Segundo a informação oficial do Banco Central, em agosto de 2017, o Bradesco fez 9.917 empréstimos na modalidade capital de giro, superior a 365 dias, de acordo com os dados enviados naquele mês. Apenas SETE tiveram juros menor ou igual ao do IDP. Isso mesmo. 99,92% dos empréstimos que o banco negociou em agosto de 2017 tiveram taxa superior à obtida pelo IDP de Gilmar Mendes.

E nem se pode dizer que o instituto tivesse “nota 10” na relação com o Bradesco que justificasse uma taxa tão irrisória. O IDP hipotecou por três vezes o mesmo imóvel, sede do grupo, como garantia dos empréstimos. E, segundo os registros da relação entre o banco e o instituto, nos empréstimos anteriores, o IDP ter rolado parte das parcelas por não ter conseguido honrá-las no prazo.

Na ocasião, todos preferiram o silêncio sobre a operação.

O IDP refugiou-se na alegação de ser uma instituição privada, apesar de controlado por um ministro do STF explicando apenas que "os 'benefícios' que o jornalista sugere são meras renegociações decorrentes da redução dos juros praticados pelo mercado financeiro" - a nota não esclarece porque só o IDP e mais seis empresas num universo de quase 10 mil teriam obtido negociação tão generosa.

Paulo Gonet, apesar de subprocurador-geral, ou seja, funcionário público, escudou-se no mesmo argumento de não comentar “um negócio particular”.

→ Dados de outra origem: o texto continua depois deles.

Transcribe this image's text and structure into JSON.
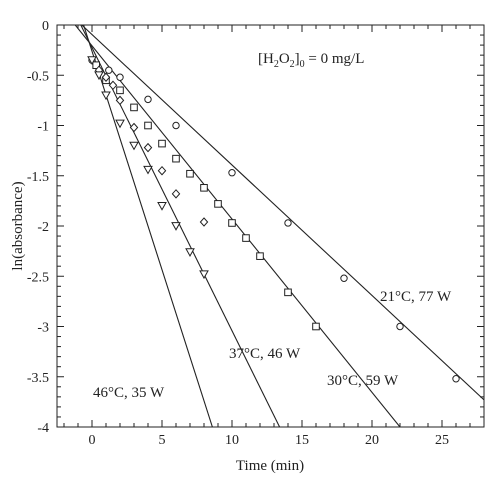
{
  "chart_data": {
    "type": "scatter",
    "xlabel": "Time (min)",
    "ylabel": "ln(absorbance)",
    "xlim": [
      -2.5,
      28
    ],
    "ylim": [
      -4,
      0
    ],
    "xticks": [
      0,
      5,
      10,
      15,
      20,
      25
    ],
    "xtick_labels": [
      "0",
      "5",
      "10",
      "15",
      "20",
      "25"
    ],
    "yticks": [
      0,
      -0.5,
      -1,
      -1.5,
      -2,
      -2.5,
      -3,
      -3.5,
      -4
    ],
    "ytick_labels": [
      "0",
      "-0.5",
      "-1",
      "-1.5",
      "-2",
      "-2.5",
      "-3",
      "-3.5",
      "-4"
    ],
    "annotation": {
      "prefix": "[H",
      "sub1": "2",
      "mid": "O",
      "sub2": "2",
      "close": "]",
      "sub3": "0",
      "suffix": " = 0 mg/L"
    },
    "series": [
      {
        "name": "21°C, 77 W",
        "marker": "circle",
        "x": [
          0,
          1.2,
          2,
          4,
          6,
          10,
          14,
          18,
          22,
          26
        ],
        "y": [
          -0.35,
          -0.45,
          -0.52,
          -0.74,
          -1.0,
          -1.47,
          -1.97,
          -2.52,
          -3.0,
          -3.52
        ],
        "fit": {
          "x": [
            -1.5,
            28
          ],
          "y": [
            0.1,
            -3.73
          ]
        }
      },
      {
        "name": "30°C, 59 W",
        "marker": "square",
        "x": [
          0.3,
          1,
          2,
          3,
          4,
          5,
          6,
          7,
          8,
          9,
          10,
          11,
          12,
          14,
          16
        ],
        "y": [
          -0.4,
          -0.55,
          -0.65,
          -0.82,
          -1.0,
          -1.18,
          -1.33,
          -1.48,
          -1.62,
          -1.78,
          -1.97,
          -2.12,
          -2.3,
          -2.66,
          -3.0
        ],
        "fit": {
          "x": [
            -1.2,
            22
          ],
          "y": [
            0.0,
            -4.0
          ]
        }
      },
      {
        "name": "37°C, 46 W",
        "marker": "diamond",
        "x": [
          0.5,
          1,
          1.5,
          2,
          3,
          4,
          5,
          6,
          8
        ],
        "y": [
          -0.45,
          -0.52,
          -0.6,
          -0.75,
          -1.02,
          -1.22,
          -1.45,
          -1.68,
          -1.96
        ],
        "fit": {
          "x": [
            -0.8,
            13.4
          ],
          "y": [
            0.0,
            -4.0
          ]
        }
      },
      {
        "name": "46°C, 35 W",
        "marker": "triangle",
        "x": [
          0,
          0.5,
          1,
          2,
          3,
          4,
          5,
          6,
          7,
          8
        ],
        "y": [
          -0.35,
          -0.5,
          -0.7,
          -0.98,
          -1.2,
          -1.44,
          -1.8,
          -2.0,
          -2.26,
          -2.48
        ],
        "fit": {
          "x": [
            -0.6,
            8.6
          ],
          "y": [
            0.0,
            -4.0
          ]
        }
      }
    ]
  }
}
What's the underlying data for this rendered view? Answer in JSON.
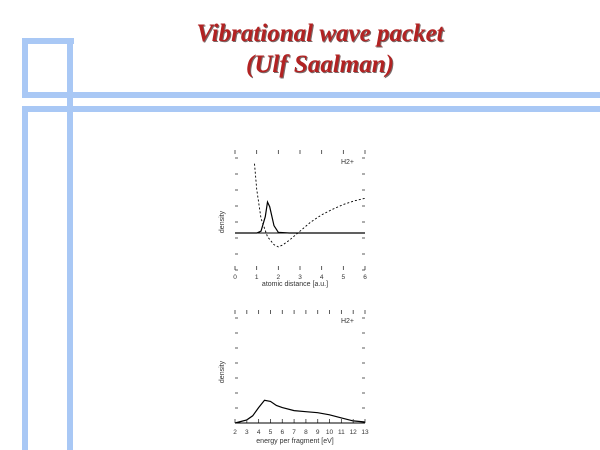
{
  "slide": {
    "title_line1": "Vibrational wave packet",
    "title_line2": "(Ulf Saalman)",
    "accent_color": "#a9c8f5",
    "title_color": "#b22222"
  },
  "chart_data": [
    {
      "type": "line",
      "title": "",
      "label": "H2+",
      "xlabel": "atomic distance [a.u.]",
      "ylabel": "density",
      "xlim": [
        0,
        6
      ],
      "xticks": [
        "0",
        "1",
        "2",
        "3",
        "4",
        "5",
        "6"
      ],
      "series": [
        {
          "style": "solid",
          "x": [
            0,
            1.0,
            1.2,
            1.4,
            1.5,
            1.6,
            1.8,
            2.0,
            2.5,
            3,
            4,
            5,
            6
          ],
          "y": [
            0,
            0,
            0.05,
            0.45,
            0.85,
            0.72,
            0.2,
            0.02,
            0,
            0,
            0,
            0,
            0
          ]
        },
        {
          "style": "dashed",
          "x": [
            0.9,
            1.0,
            1.2,
            1.5,
            1.8,
            2.0,
            2.2,
            2.5,
            3,
            3.5,
            4,
            4.5,
            5,
            5.5,
            6
          ],
          "y": [
            1.9,
            1.2,
            0.4,
            -0.1,
            -0.32,
            -0.38,
            -0.33,
            -0.2,
            0.05,
            0.3,
            0.5,
            0.65,
            0.78,
            0.88,
            0.95
          ]
        }
      ]
    },
    {
      "type": "line",
      "title": "",
      "label": "H2+",
      "xlabel": "energy per fragment [eV]",
      "ylabel": "density",
      "xlim": [
        2,
        13
      ],
      "xticks": [
        "2",
        "3",
        "4",
        "5",
        "6",
        "7",
        "8",
        "9",
        "10",
        "11",
        "12",
        "13"
      ],
      "series": [
        {
          "style": "solid",
          "x": [
            2,
            3,
            3.5,
            4,
            4.5,
            5,
            5.5,
            6,
            7,
            8,
            9,
            10,
            11,
            12,
            13
          ],
          "y": [
            0.0,
            0.03,
            0.07,
            0.15,
            0.22,
            0.21,
            0.17,
            0.15,
            0.12,
            0.11,
            0.1,
            0.08,
            0.05,
            0.02,
            0.01
          ]
        }
      ]
    }
  ]
}
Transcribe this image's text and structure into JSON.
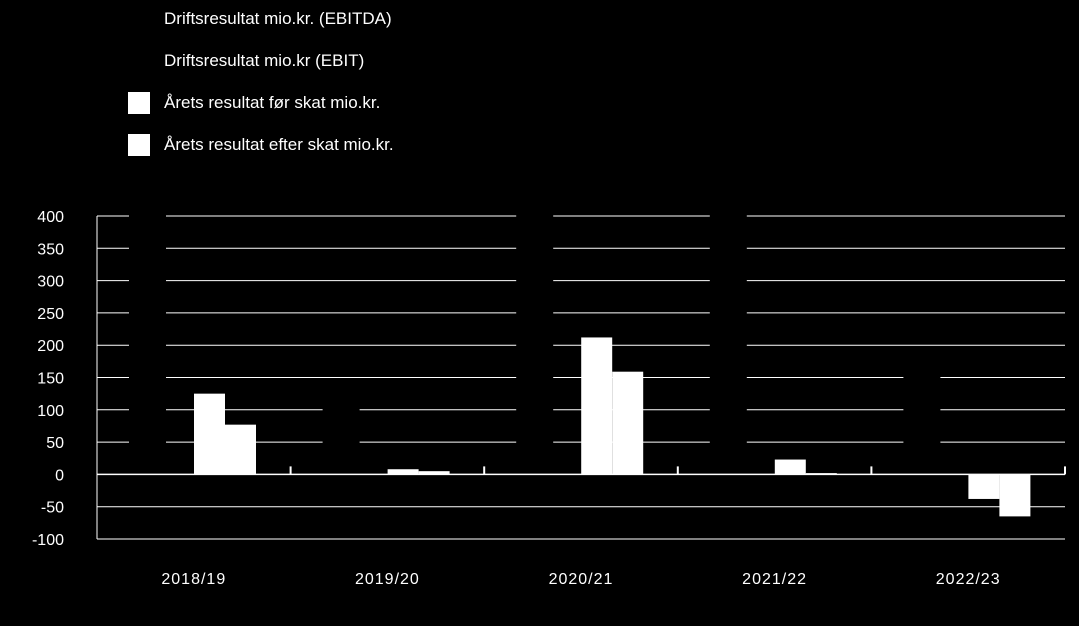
{
  "chart_data": {
    "type": "bar",
    "categories": [
      "2018/19",
      "2019/20",
      "2020/21",
      "2021/22",
      "2022/23"
    ],
    "series": [
      {
        "name": "Driftsresultat mio.kr. (EBITDA)",
        "values": [
          null,
          null,
          null,
          null,
          null
        ],
        "visible": false
      },
      {
        "name": "Driftsresultat mio.kr (EBIT)",
        "values": [
          null,
          null,
          null,
          null,
          null
        ],
        "visible": false
      },
      {
        "name": "Årets resultat før skat mio.kr.",
        "values": [
          125,
          8,
          212,
          23,
          -38
        ]
      },
      {
        "name": "Årets resultat efter skat mio.kr.",
        "values": [
          77,
          5,
          159,
          2,
          -65
        ]
      }
    ],
    "yticks": [
      "400",
      "350",
      "300",
      "250",
      "200",
      "150",
      "100",
      "50",
      "0",
      "-50",
      "-100"
    ],
    "ylim": [
      -100,
      400
    ],
    "ytick_step": 50,
    "grid": true,
    "legend_position": "top-left",
    "colors": {
      "background": "#000000",
      "bars": "#ffffff",
      "grid": "#ffffff",
      "text": "#ffffff"
    }
  }
}
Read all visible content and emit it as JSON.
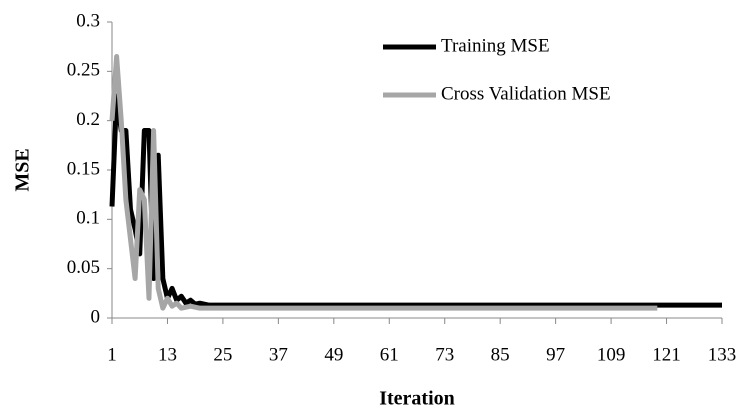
{
  "chart_data": {
    "type": "line",
    "x_label": "Iteration",
    "y_label": "MSE",
    "x": [
      1,
      2,
      3,
      4,
      5,
      6,
      7,
      8,
      9,
      10,
      11,
      12,
      13,
      14,
      15,
      16,
      17,
      18,
      19,
      20,
      22,
      119,
      133
    ],
    "series": [
      {
        "name": "Training MSE",
        "color": "#000000",
        "values": [
          0.113,
          0.225,
          0.19,
          0.19,
          0.11,
          0.09,
          0.065,
          0.19,
          0.19,
          0.04,
          0.165,
          0.04,
          0.02,
          0.03,
          0.018,
          0.022,
          0.015,
          0.018,
          0.014,
          0.015,
          0.013,
          0.013,
          0.013
        ]
      },
      {
        "name": "Cross Validation MSE",
        "color": "#a6a6a6",
        "values": [
          0.2,
          0.265,
          0.2,
          0.12,
          0.08,
          0.04,
          0.13,
          0.12,
          0.02,
          0.19,
          0.03,
          0.01,
          0.02,
          0.012,
          0.015,
          0.01,
          0.011,
          0.012,
          0.011,
          0.01,
          0.01,
          0.01,
          null
        ]
      }
    ],
    "xlim": [
      1,
      133
    ],
    "xticks": [
      1,
      13,
      25,
      37,
      49,
      61,
      73,
      85,
      97,
      109,
      121,
      133
    ],
    "ylim": [
      0,
      0.3
    ],
    "yticks": [
      0,
      0.05,
      0.1,
      0.15,
      0.2,
      0.25,
      0.3
    ],
    "grid": false,
    "legend": "upper right"
  }
}
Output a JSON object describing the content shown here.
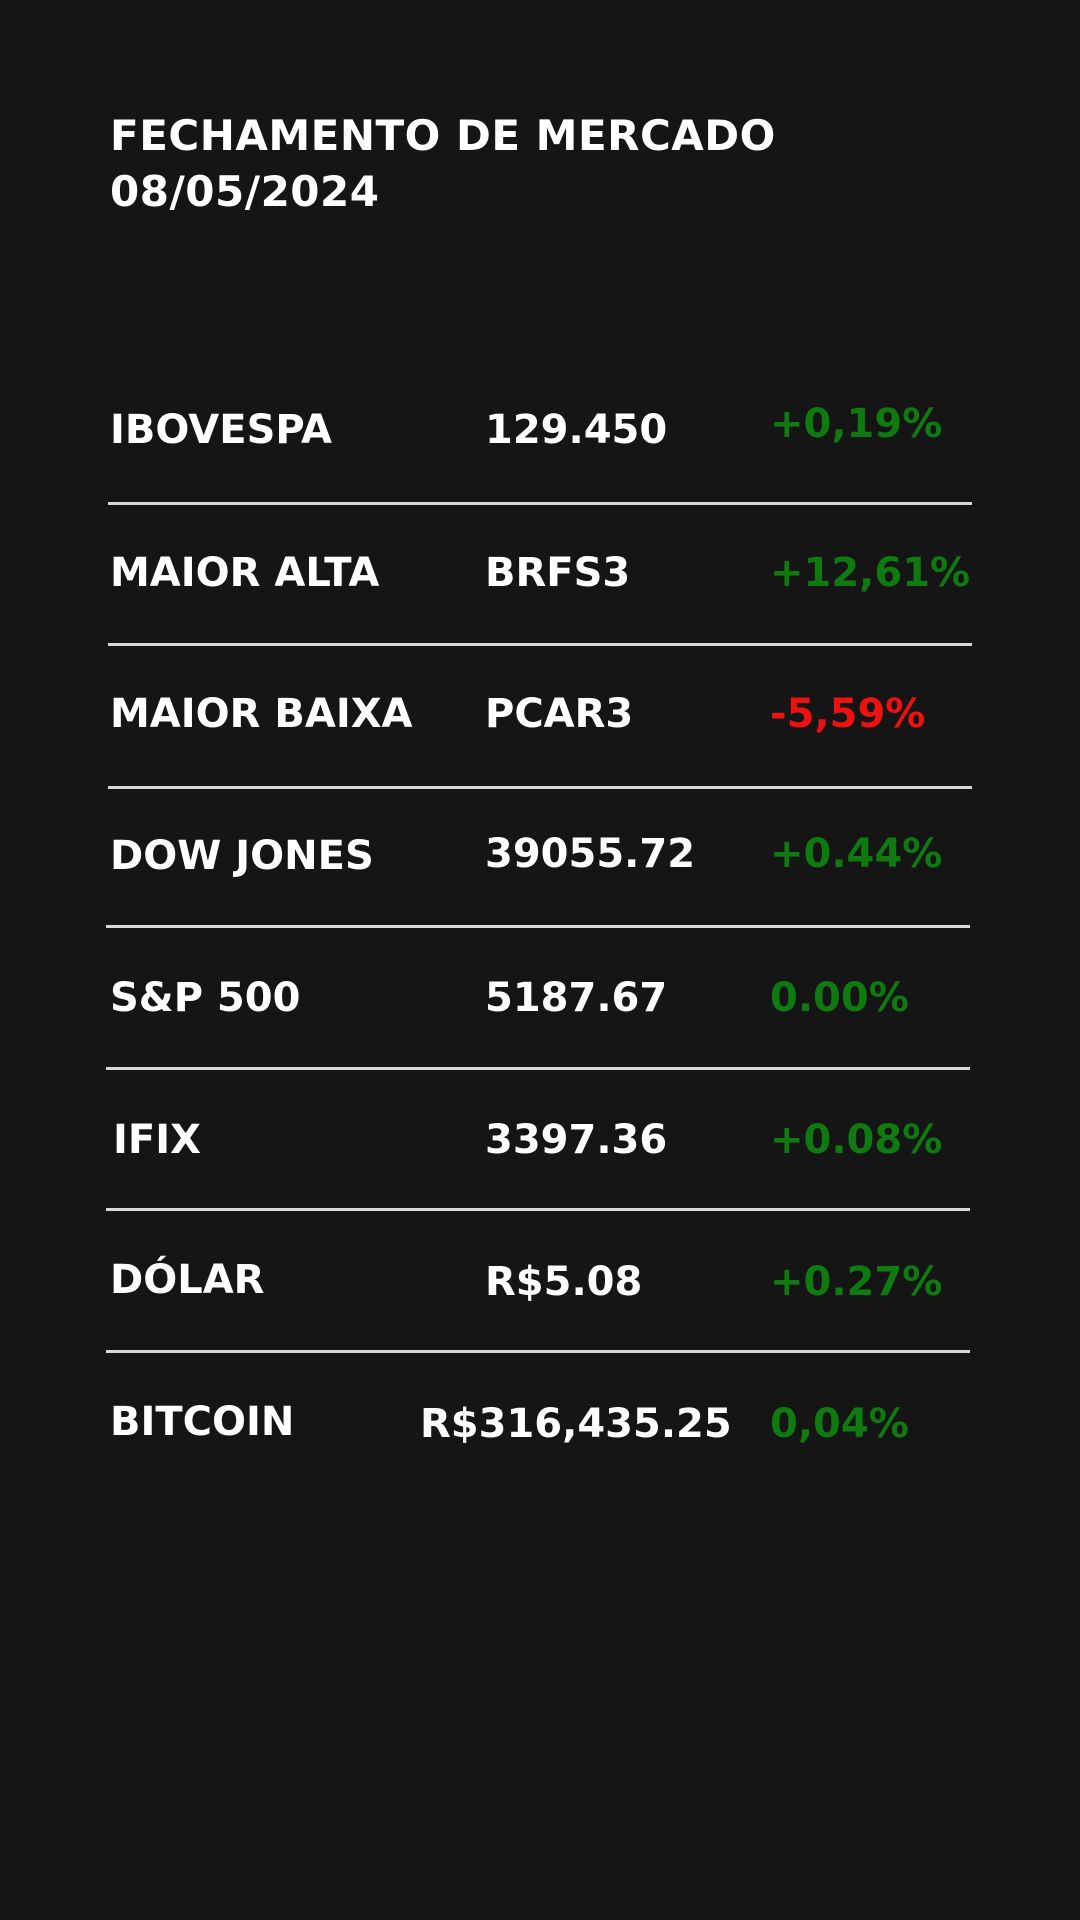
{
  "title_line1": "FECHAMENTO DE MERCADO",
  "title_line2": "08/05/2024",
  "rows": [
    {
      "label": "IBOVESPA",
      "value": "129.450",
      "change": "+0,19%",
      "color": "#0e7a10"
    },
    {
      "label": "MAIOR ALTA",
      "value": "BRFS3",
      "change": "+12,61%",
      "color": "#0e7a10"
    },
    {
      "label": "MAIOR BAIXA",
      "value": "PCAR3",
      "change": "-5,59%",
      "color": "#ee1111"
    },
    {
      "label": "DOW JONES",
      "value": "39055.72",
      "change": "+0.44%",
      "color": "#0e7a10"
    },
    {
      "label": "S&P 500",
      "value": "5187.67",
      "change": "0.00%",
      "color": "#0e7a10"
    },
    {
      "label": "IFIX",
      "value": "3397.36",
      "change": "+0.08%",
      "color": "#0e7a10"
    },
    {
      "label": "DÓLAR",
      "value": "R$5.08",
      "change": "+0.27%",
      "color": "#0e7a10"
    },
    {
      "label": "BITCOIN",
      "value": "R$316,435.25",
      "change": "0,04%",
      "color": "#0e7a10"
    }
  ]
}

Volto à pergunta: Imagine um procurador-geral da República que fosse apadrinhado por um ministro do STF poucos anos depois de ter recebido 12 milhões de reais numa transação estranha. Seria um escândalo, não? Como os segmentos democráticos do país teria reagido à indicação de um procurador-geral nessas condições no governo FHC? E no governo Temer? E no governo Bolsonaro.